Il rumore, anche a livelli bassi, può causare problemi di salute se non viene tenuto sotto controllo per un periodo prolungato. Il nostro cervello è programmato per rimanere in allerta di potenziali minacce, il che significa che ogni passo al piano di sopra, ogni ronzio di un elettrodomestico o ogni discussione soffocata nella stanza accanto mette a dura prova il nostro sistema nervoso.

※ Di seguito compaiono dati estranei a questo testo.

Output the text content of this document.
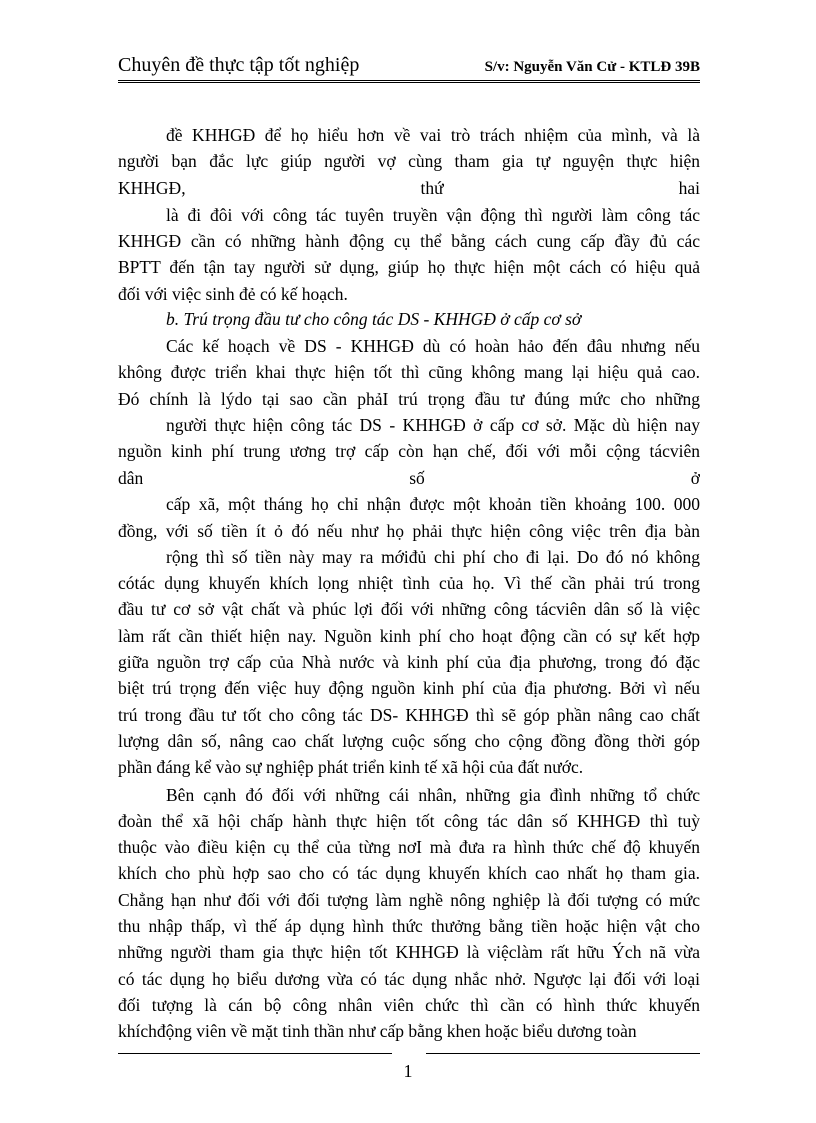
Chuyên đề thực tập tốt nghiệp	S/v: Nguyễn Văn Cử - KTLĐ 39B
đề KHHGĐ để họ hiểu hơn về vai trò trách nhiệm của mình, và là
người bạn đắc lực giúp người vợ cùng tham gia tự nguyện thực hiện
KHHGĐ, thứ hai
là đi đôi với công tác tuyên truyền vận động thì người làm công tác
KHHGĐ cần có những hành động cụ thể bằng cách cung cấp đầy đủ các
BPTT đến tận tay người sử dụng, giúp họ thực hiện một cách có hiệu quả
đối với việc sinh đẻ có kế hoạch.
b. Trú trọng đầu tư cho công tác DS - KHHGĐ ở cấp cơ sở
Các kế hoạch về DS - KHHGĐ dù có hoàn hảo đến đâu nhưng nếu
không được triển khai thực hiện tốt thì cũng không mang lại hiệu quả cao.
Đó chính là lýdo tại sao cần phảI trú trọng đầu tư đúng mức cho những
người thực hiện công tác DS - KHHGĐ ở cấp cơ sở. Mặc dù hiện nay
nguồn kinh phí trung ương trợ cấp còn hạn chế, đối với mỗi cộng tácviên
dân số ở
cấp xã, một tháng họ chỉ nhận được một khoản tiền khoảng 100. 000
đồng, với số tiền ít ỏ đó nếu như họ phải thực hiện công việc trên địa bàn
rộng thì số tiền này may ra mớiđủ chi phí cho đi lại. Do đó nó không
cótác dụng khuyến khích lọng nhiệt tình của họ. Vì thế cần phải trú trong
đầu tư cơ sở vật chất và phúc lợi đối với những công tácviên dân số là việc
làm rất cần thiết hiện nay. Nguồn kinh phí cho hoạt động cần có sự kết hợp
giữa nguồn trợ cấp của Nhà nước và kinh phí của địa phương, trong đó đặc
biệt trú trọng đến việc huy động nguồn kinh phí của địa phương. Bởi vì nếu
trú trong đầu tư tốt cho công tác DS- KHHGĐ thì sẽ góp phần nâng cao chất
lượng dân số, nâng cao chất lượng cuộc sống cho cộng đồng đồng thời góp
phần đáng kể vào sự nghiệp phát triển kinh tế xã hội của đất nước.
Bên cạnh đó đối với những cái nhân, những gia đình những tổ chức
đoàn thể xã hội chấp hành thực hiện tốt công tác dân số KHHGĐ thì tuỳ
thuộc vào điều kiện cụ thể của từng nơI mà đưa ra hình thức chế độ khuyến
khích cho phù hợp sao cho có tác dụng khuyến khích cao nhất họ tham gia.
Chẳng hạn như đối với đối tượng làm nghề nông nghiệp là đối tượng có mức
thu nhập thấp, vì thế áp dụng hình thức thưởng bằng tiền hoặc hiện vật cho
những người tham gia thực hiện tốt KHHGĐ là việclàm rất hữu Ých nã vừa
có tác dụng họ biểu dương vừa có tác dụng nhắc nhở. Ngược lại đối với loại
đối tượng là cán bộ công nhân viên chức thì cần có hình thức khuyến
khíchđộng viên về mặt tinh thần như cấp bằng khen hoặc biểu dương toàn
1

Certo, possiamo reprimerlo o ignorarlo per un giorno o due, ma quanto è sufficiente? Deve arrivare al punto di un attacco d'ansia o di un sonno agitato per accorgersene e fare qualcosa al riguardo?

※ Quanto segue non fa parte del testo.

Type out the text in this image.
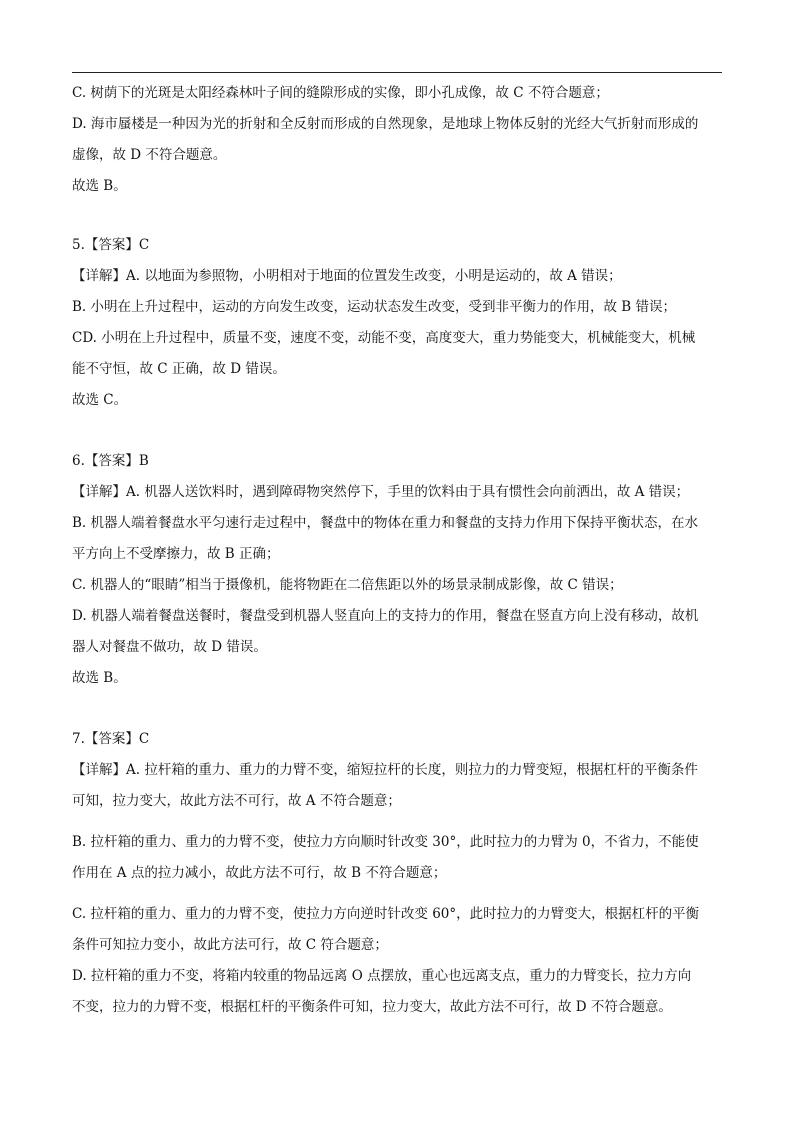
C. 树荫下的光斑是太阳经森林叶子间的缝隙形成的实像，即小孔成像，故 C 不符合题意；
D. 海市蜃楼是一种因为光的折射和全反射而形成的自然现象，是地球上物体反射的光经大气折射而形成的
虚像，故 D 不符合题意。
故选 B。
5.【答案】C
【详解】A. 以地面为参照物，小明相对于地面的位置发生改变，小明是运动的，故 A 错误；
B. 小明在上升过程中，运动的方向发生改变，运动状态发生改变，受到非平衡力的作用，故 B 错误；
CD. 小明在上升过程中，质量不变，速度不变，动能不变，高度变大，重力势能变大，机械能变大，机械
能不守恒，故 C 正确，故 D 错误。
故选 C。
6.【答案】B
【详解】A. 机器人送饮料时，遇到障碍物突然停下，手里的饮料由于具有惯性会向前洒出，故 A 错误；
B. 机器人端着餐盘水平匀速行走过程中，餐盘中的物体在重力和餐盘的支持力作用下保持平衡状态，在水
平方向上不受摩擦力，故 B 正确；
C. 机器人的“眼睛”相当于摄像机，能将物距在二倍焦距以外的场景录制成影像，故 C 错误；
D. 机器人端着餐盘送餐时，餐盘受到机器人竖直向上的支持力的作用，餐盘在竖直方向上没有移动，故机
器人对餐盘不做功，故 D 错误。
故选 B。
7.【答案】C
【详解】A. 拉杆箱的重力、重力的力臂不变，缩短拉杆的长度，则拉力的力臂变短，根据杠杆的平衡条件
可知，拉力变大，故此方法不可行，故 A 不符合题意；
B. 拉杆箱的重力、重力的力臂不变，使拉力方向顺时针改变 30°，此时拉力的力臂为 0，不省力，不能使
作用在 A 点的拉力减小，故此方法不可行，故 B 不符合题意；
C. 拉杆箱的重力、重力的力臂不变，使拉力方向逆时针改变 60°，此时拉力的力臂变大，根据杠杆的平衡
条件可知拉力变小，故此方法可行，故 C 符合题意；
D. 拉杆箱的重力不变，将箱内较重的物品远离 O 点摆放，重心也远离支点，重力的力臂变长，拉力方向
不变，拉力的力臂不变，根据杠杆的平衡条件可知，拉力变大，故此方法不可行，故 D 不符合题意。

Col tempo, tutto ciò ha delle conseguenze:
- I livelli di stress aumentano, anche quando il rumore non ti disturba consapevolmente.
- L'irritabilità aumenta, soprattutto negli spazi abitativi condivisi o durante le ore di lavoro da casa.

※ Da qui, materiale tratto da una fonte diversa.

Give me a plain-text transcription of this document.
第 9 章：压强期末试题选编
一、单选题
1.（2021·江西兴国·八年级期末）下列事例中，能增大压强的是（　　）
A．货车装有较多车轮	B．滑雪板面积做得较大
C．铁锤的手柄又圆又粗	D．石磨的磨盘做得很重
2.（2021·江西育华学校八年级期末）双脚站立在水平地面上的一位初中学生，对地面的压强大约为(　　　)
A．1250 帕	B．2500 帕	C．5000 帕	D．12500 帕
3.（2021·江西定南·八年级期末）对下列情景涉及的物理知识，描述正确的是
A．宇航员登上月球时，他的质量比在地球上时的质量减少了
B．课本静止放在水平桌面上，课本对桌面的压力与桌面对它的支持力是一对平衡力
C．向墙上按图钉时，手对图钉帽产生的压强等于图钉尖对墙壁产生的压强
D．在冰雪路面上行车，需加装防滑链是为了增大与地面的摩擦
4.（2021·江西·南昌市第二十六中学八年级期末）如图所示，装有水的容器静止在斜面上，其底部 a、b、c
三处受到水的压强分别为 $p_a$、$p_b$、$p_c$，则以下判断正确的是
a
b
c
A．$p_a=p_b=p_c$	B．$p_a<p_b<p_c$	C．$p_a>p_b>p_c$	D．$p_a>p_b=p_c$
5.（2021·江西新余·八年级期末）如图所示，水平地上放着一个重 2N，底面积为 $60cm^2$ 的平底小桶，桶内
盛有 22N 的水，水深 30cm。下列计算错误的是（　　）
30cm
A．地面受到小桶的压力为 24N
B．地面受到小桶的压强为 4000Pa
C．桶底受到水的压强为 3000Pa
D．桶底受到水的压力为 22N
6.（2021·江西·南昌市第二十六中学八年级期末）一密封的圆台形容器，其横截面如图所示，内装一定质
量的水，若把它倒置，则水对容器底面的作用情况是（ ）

- La qualità del sonno peggiora man mano che il cervello fatica a rimanere in cicli di sonno profondo e ristoratore.
- Le prestazioni cognitive calano, con conseguente riduzione della concentrazione e affaticamento mentale.
Il risultato è un sovraccarico cognitivo: uno stato in cui il cervello elabora troppe informazioni, troppo spesso, senza mai concedersi una pausa.
L'insonorizzazione ribalta questa dinamica. Crea spazio mentale. Una casa insonorizzata permette alla mente di riposare, alla concentrazione di affinare e all'umore di stabilizzarsi. Il silenzio fa sì che tutto sembri più intenzionale. Il silenzio è una forma di cura di sé.